Although our study found optimal parameters in medical settings using a slice selection slab within the regions of interest, a limitation of our technique would include imaging the whole brain in vivo since it would increase scan duration. For example, a PD-weighted image of the whole brain collected with the same parameters with 128 slices in 1 volume would take ~21 min to collect, ideal for whole brain high-resolution imaging of a postmortem brain. However, with a minimum of 5 averages needed for in vivo detection, ~105 min of scan time would be required.

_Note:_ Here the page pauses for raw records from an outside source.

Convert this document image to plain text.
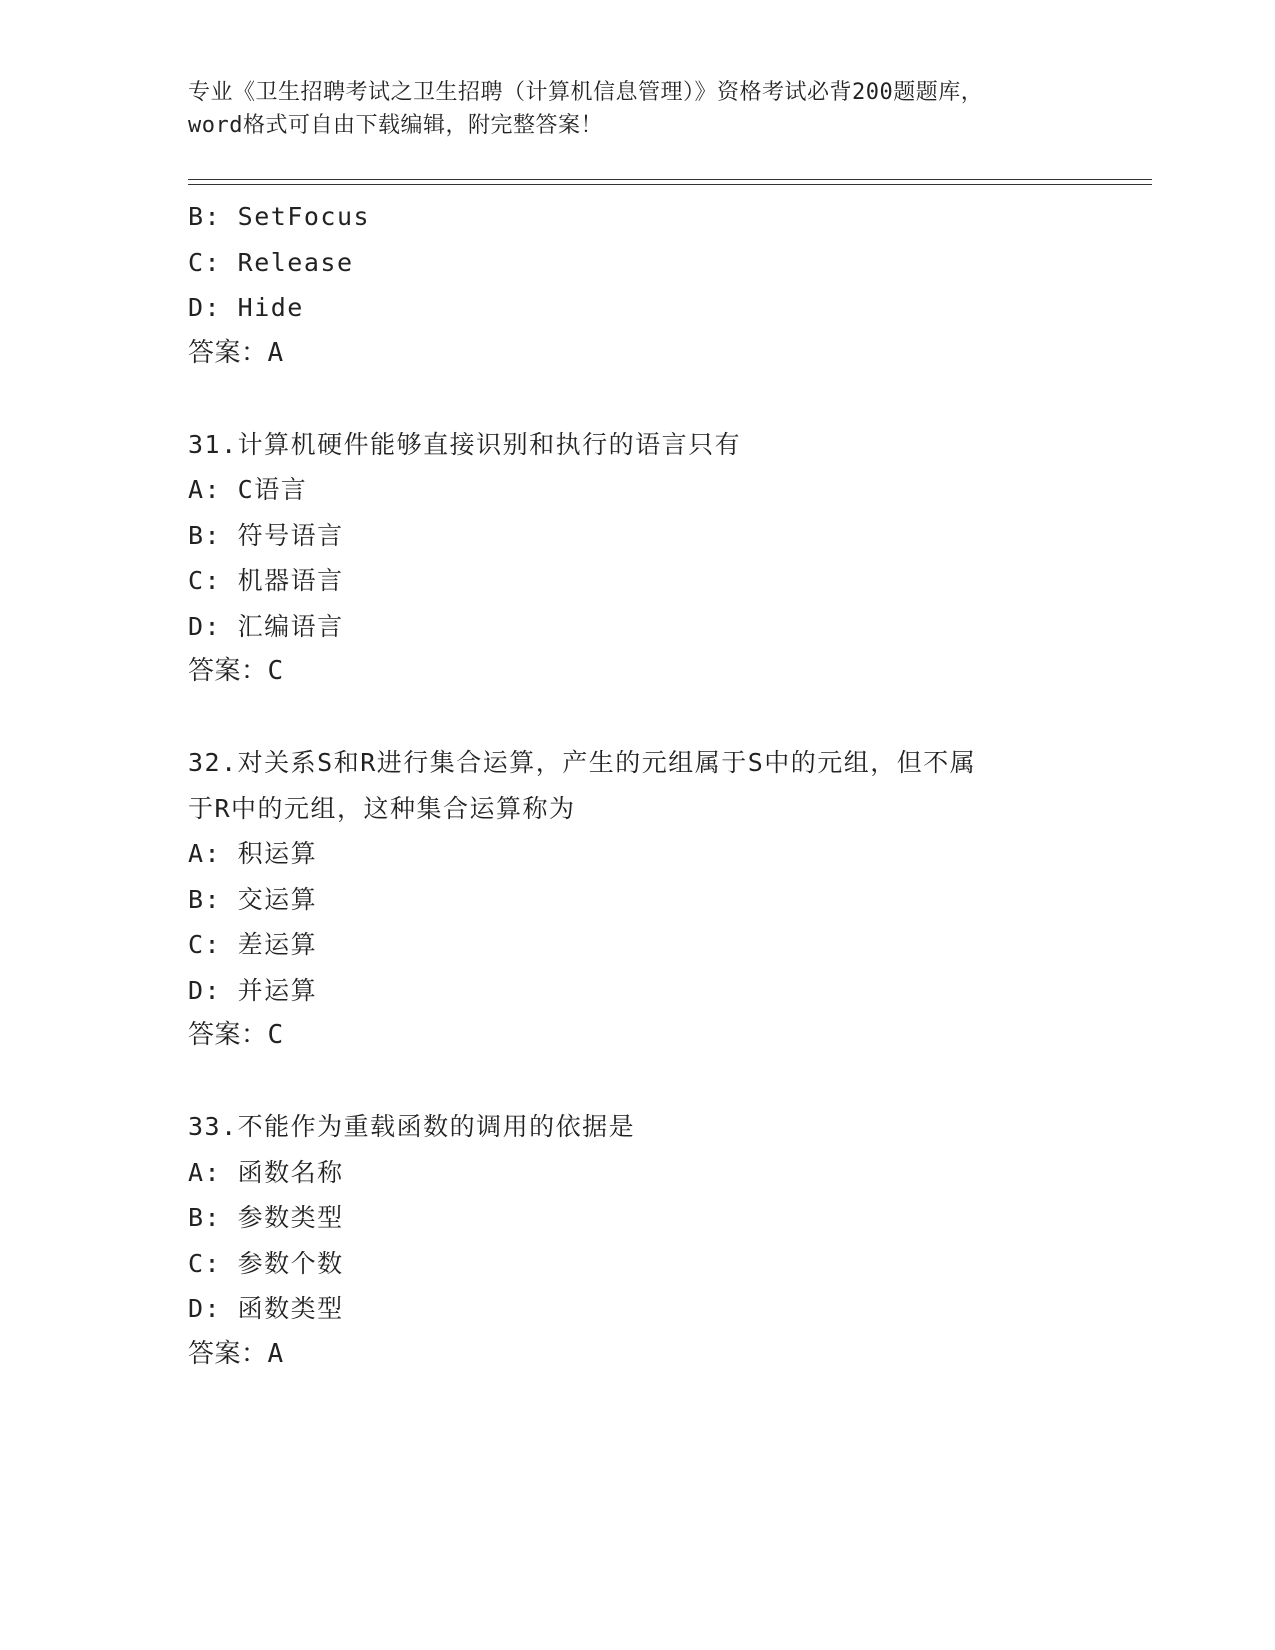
专业《卫生招聘考试之卫生招聘（计算机信息管理）》资格考试必背200题题库，
word格式可自由下载编辑，附完整答案！
B: SetFocus
C: Release
D: Hide
答案：A
31.计算机硬件能够直接识别和执行的语言只有
A: C语言
B: 符号语言
C: 机器语言
D: 汇编语言
答案：C
32.对关系S和R进行集合运算，产生的元组属于S中的元组，但不属
于R中的元组，这种集合运算称为
A: 积运算
B: 交运算
C: 差运算
D: 并运算
答案：C
33.不能作为重载函数的调用的依据是
A: 函数名称
B: 参数类型
C: 参数个数
D: 函数类型
答案：A
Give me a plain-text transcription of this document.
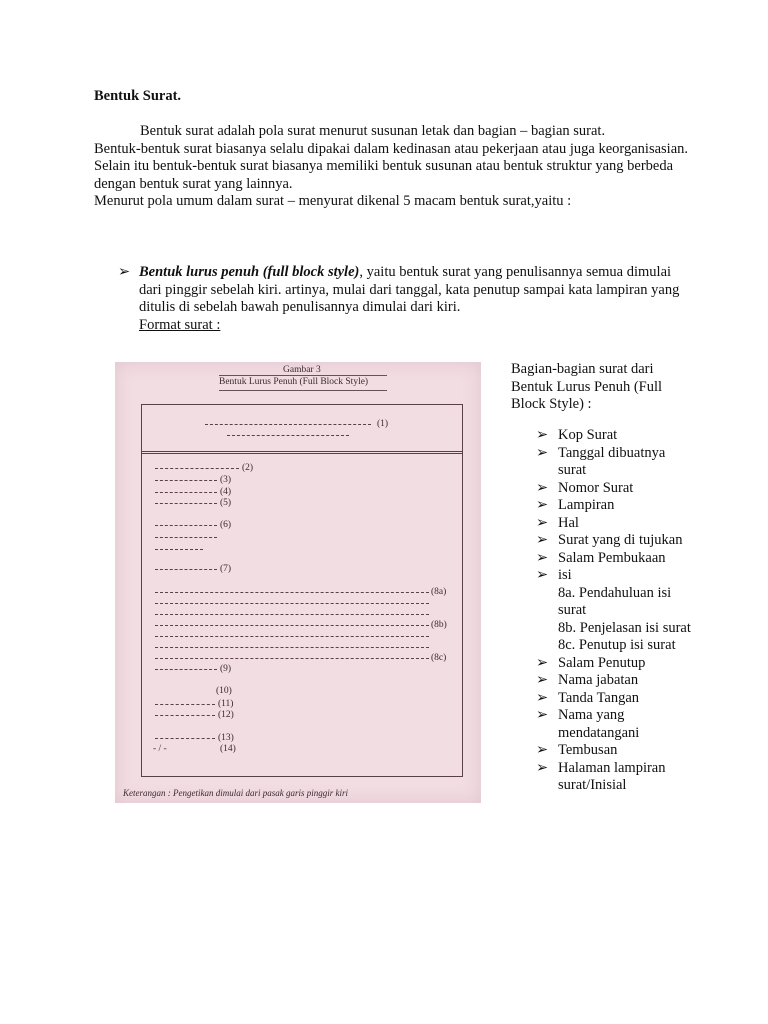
Bentuk Surat.
Bentuk surat adalah pola surat menurut susunan letak dan bagian – bagian surat.
Bentuk-bentuk surat biasanya selalu dipakai dalam kedinasan atau pekerjaan atau juga keorganisasian. Selain itu bentuk-bentuk surat biasanya memiliki bentuk susunan atau bentuk struktur yang berbeda dengan bentuk surat yang lainnya.
Menurut pola umum dalam surat – menyurat dikenal 5 macam bentuk surat,yaitu :
➢ Bentuk lurus penuh (full block style), yaitu bentuk surat yang penulisannya semua dimulai dari pinggir sebelah kiri. artinya, mulai dari tanggal, kata penutup sampai kata lampiran yang ditulis di sebelah bawah penulisannya dimulai dari kiri.
Format surat :
Gambar 3
Bentuk Lurus Penuh (Full Block Style)
(1)
(2)
(3)
(4)
(5)
(6)
(7)
(8a)
(8b)
(8c)
(9)
(10)
(11)
(12)
(13)
- / -	(14)
Keterangan : Pengetikan dimulai dari pasak garis pinggir kiri
Bagian-bagian surat dari Bentuk Lurus Penuh (Full Block Style) :
➢ Kop Surat
➢ Tanggal dibuatnya surat
➢ Nomor Surat
➢ Lampiran
➢ Hal
➢ Surat yang di tujukan
➢ Salam Pembukaan
➢ isi
8a. Pendahuluan isi surat
8b. Penjelasan isi surat
8c. Penutup isi surat
➢ Salam Penutup
➢ Nama jabatan
➢ Tanda Tangan
➢ Nama yang mendatangani
➢ Tembusan
➢ Halaman lampiran surat/Inisial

In conclusion, the imaging methods described in this study can be replicated for future experimentation in the human subcortex and are of highest quality compared to other imaging modalities such as CT and PET. Including the LGN of the visual system, other future investigations on subcortical structures such as multi-sensory subcortical structures such as the pulvinar, and auditory processing structures such as the medial geniculate nucleus, inferior colliculus, and cochlear nucleus can be examined.